Make job-searching part of your career-long routine – an hour or two a week of effort, say- you’ll discover profitable opportunities you’d otherwise miss and also reap side benefits of a better understanding of your field of work. Yes, even if you’re deliriously happy in your current position, you should be looking. Always. What’s more, there are likely many jobs out there you’d be even happier in, and better compensated by. People who change employers typically enjoy higher wage growth year over year than those who stay, according to payroll company Automatic Data Processing.
Search online job portals. Look to the largest websites — Indeed, Monster, CareerBuilder and Indeed, Monster, CareerBuilder — for recent postings and to tweak searches by titles, location and keywords. It pays to have accounts, your resume posted and to have job alerts set up with multiple job portals; some listings show up in one but not the other. Glassdoor lists salary information and reviews of companies by employees. LinkUp draws in postings from company websites. Dice posts tech jobs. Idealist has jobs for the nonprofit sector, USAJobs for the federal government. And state workforce agencies and chambers of commerce may post jobs on their websites. Indeed, scrapes openings from all over the web, often turning up jobs you’d only find on the employer’s site.
Send weekly or daily emails. Set a time each week to quickly scan them, read up on the handful that might be of interest, share one with a contact. This habit makes you smarter about your industry or field, often exposing you to jobs you didn’t know existed.
Consider hourly or seasonal work. See Craigslist and SnagaJob.
Monitor company websites. Have a dream employer? Don’t rely on Indeed or LinkedIn to catch openings. Nearly every company website has “jobs,” “careers” or “opportunities.”
Apply for jobs. Again, even if you’re happy in your current position, you should set a goal of applying for at least half a dozen jobs a year (more, of course, when you’re unhappy). This will tone your search muscles and likely prompt you to tweak your email alerts.
Don’t be afraid to email. If you can identify the hiring manager, and as long as the job listing doesn’t have a “no contact” disclaimer, reach out. This shows confidence and initiative in case you fail to stand out through a jobs portal. Even when a job isn’t posted, opportunities may exist with a company you’re keen on. Consider a short email to someone in management to get the conversation started.
Make sure your interview materials are in top form. You can never read over your resume, cover letters and, if applicable, work samples enough times. While some elements of the cover letter are repeatable job to job, think of ways to tailor the letter to the job. An employer would like to hear how you’d fit their job, not any job.

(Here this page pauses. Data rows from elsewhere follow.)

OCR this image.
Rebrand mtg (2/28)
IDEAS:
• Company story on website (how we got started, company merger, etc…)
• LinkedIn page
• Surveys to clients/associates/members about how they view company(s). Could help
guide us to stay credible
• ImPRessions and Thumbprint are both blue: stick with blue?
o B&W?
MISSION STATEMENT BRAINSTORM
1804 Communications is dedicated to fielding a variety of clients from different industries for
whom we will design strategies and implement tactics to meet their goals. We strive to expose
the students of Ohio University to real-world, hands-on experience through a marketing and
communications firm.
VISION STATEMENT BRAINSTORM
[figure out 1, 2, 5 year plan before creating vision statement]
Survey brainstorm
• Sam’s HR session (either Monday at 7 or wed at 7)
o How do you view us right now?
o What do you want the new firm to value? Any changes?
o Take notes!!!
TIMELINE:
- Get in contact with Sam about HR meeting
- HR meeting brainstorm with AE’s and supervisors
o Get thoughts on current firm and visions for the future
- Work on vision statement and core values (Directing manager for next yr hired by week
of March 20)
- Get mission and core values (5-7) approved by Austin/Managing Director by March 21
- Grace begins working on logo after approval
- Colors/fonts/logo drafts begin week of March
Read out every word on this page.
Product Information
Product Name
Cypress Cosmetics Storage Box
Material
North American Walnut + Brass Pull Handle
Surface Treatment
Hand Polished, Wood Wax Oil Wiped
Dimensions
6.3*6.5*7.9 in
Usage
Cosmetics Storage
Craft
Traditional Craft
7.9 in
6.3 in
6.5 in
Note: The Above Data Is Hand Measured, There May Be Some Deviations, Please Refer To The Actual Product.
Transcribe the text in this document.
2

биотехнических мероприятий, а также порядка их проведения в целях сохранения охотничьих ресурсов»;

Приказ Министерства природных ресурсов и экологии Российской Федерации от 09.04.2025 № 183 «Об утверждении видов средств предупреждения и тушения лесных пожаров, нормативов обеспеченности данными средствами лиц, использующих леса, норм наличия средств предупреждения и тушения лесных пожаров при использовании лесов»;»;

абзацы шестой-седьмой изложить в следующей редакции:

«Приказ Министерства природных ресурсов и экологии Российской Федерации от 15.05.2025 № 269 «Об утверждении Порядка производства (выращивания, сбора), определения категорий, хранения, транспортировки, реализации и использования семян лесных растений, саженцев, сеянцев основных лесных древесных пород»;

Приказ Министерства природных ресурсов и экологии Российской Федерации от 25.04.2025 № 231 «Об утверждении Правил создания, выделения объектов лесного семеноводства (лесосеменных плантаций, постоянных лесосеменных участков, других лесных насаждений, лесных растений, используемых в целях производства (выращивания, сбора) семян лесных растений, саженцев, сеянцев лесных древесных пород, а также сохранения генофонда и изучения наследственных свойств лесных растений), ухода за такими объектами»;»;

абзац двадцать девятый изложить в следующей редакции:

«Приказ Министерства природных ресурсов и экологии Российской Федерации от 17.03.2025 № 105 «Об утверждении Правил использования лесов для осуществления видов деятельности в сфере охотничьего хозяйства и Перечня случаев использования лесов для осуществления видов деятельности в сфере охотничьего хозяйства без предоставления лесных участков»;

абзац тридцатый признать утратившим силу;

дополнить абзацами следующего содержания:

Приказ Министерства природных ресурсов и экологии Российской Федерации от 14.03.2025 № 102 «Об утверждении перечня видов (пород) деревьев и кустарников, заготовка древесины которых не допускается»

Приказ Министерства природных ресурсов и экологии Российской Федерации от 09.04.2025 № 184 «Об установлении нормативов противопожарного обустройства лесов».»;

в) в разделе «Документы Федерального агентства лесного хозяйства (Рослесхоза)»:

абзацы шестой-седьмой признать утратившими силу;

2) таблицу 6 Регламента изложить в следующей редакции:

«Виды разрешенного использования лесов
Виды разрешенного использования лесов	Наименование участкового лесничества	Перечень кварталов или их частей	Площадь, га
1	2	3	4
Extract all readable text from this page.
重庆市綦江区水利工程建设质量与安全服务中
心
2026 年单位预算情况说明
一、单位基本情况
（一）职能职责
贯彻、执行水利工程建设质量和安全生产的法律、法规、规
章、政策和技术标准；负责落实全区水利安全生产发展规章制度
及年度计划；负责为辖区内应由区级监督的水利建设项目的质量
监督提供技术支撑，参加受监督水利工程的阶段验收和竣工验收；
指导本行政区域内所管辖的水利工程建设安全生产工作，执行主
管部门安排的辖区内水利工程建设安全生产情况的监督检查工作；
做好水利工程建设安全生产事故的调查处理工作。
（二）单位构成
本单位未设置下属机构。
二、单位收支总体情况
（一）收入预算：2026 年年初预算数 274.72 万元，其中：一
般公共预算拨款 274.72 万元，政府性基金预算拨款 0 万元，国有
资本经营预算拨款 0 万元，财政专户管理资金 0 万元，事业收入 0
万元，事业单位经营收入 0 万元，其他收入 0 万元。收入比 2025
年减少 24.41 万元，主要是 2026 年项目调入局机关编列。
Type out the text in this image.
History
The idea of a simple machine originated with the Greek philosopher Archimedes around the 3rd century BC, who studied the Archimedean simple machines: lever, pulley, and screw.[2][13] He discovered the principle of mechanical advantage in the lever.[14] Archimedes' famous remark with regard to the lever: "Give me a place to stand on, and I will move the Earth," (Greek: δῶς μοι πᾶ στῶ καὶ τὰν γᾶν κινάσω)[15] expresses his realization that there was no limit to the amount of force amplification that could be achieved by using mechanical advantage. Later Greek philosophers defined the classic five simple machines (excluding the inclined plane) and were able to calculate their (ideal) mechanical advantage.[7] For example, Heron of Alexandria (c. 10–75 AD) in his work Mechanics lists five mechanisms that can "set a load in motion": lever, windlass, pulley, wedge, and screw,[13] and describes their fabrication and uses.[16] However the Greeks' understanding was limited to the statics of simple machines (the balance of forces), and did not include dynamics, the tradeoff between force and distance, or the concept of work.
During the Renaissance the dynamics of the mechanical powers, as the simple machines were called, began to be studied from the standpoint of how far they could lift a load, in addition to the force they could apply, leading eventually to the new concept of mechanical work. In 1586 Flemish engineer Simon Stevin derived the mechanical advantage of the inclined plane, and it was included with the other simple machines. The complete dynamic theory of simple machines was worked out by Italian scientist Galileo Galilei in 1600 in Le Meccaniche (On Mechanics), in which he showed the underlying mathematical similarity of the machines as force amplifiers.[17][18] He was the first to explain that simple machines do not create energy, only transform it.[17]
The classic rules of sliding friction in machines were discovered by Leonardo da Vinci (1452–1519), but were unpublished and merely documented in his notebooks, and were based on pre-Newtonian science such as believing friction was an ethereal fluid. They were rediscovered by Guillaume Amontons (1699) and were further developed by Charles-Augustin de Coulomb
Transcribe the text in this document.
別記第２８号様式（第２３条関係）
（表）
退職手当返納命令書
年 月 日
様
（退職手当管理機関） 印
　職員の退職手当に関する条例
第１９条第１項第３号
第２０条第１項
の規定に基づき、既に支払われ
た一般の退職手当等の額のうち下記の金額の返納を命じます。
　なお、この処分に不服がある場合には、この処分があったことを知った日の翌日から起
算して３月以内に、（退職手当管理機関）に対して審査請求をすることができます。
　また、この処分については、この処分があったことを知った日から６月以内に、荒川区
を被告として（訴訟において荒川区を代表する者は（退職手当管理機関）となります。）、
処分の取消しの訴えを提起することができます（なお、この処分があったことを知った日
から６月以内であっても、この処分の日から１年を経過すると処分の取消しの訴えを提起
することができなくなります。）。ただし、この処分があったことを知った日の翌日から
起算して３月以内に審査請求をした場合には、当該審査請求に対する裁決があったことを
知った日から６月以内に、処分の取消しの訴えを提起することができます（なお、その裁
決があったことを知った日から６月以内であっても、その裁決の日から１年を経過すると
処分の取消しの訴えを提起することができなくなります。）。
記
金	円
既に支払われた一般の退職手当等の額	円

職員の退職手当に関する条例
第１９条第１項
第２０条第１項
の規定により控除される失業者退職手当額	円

Even if work samples are atypical in your field, think of tangibles or anecdotes to show your work. And practice: See if someone in your network can conduct a mock interview with you using teleconference tools and on the phone (and then reciprocate).
Network. Employers found 55% of hires through employee referrals, according to a report from onboarding software company SilkRoad. You want someone to do you the favor of a referral, right? Do them a favor. Send them a link to an opening; introduce them to a potential employer or colleague; share credit generously on projects. These kind gestures plant the seed that you’re someone they’d want to work with and recommend.
Expand your education and training. Add to your relevant skills and show you’re a learner, a prized quality in today’s work environment. Coursera and edX offer free courses.
Establish yourself. Join a group on LinkedIn or Facebook where people may post insights into different careers and perhaps even job listings. Weigh in with answers to other’s questions. On Twitter, follow people in your industry whom you admire. Attempts at private conversations with people through these channels aren’t a negative; what started as friendly but professional banter can evolve into something more in the future.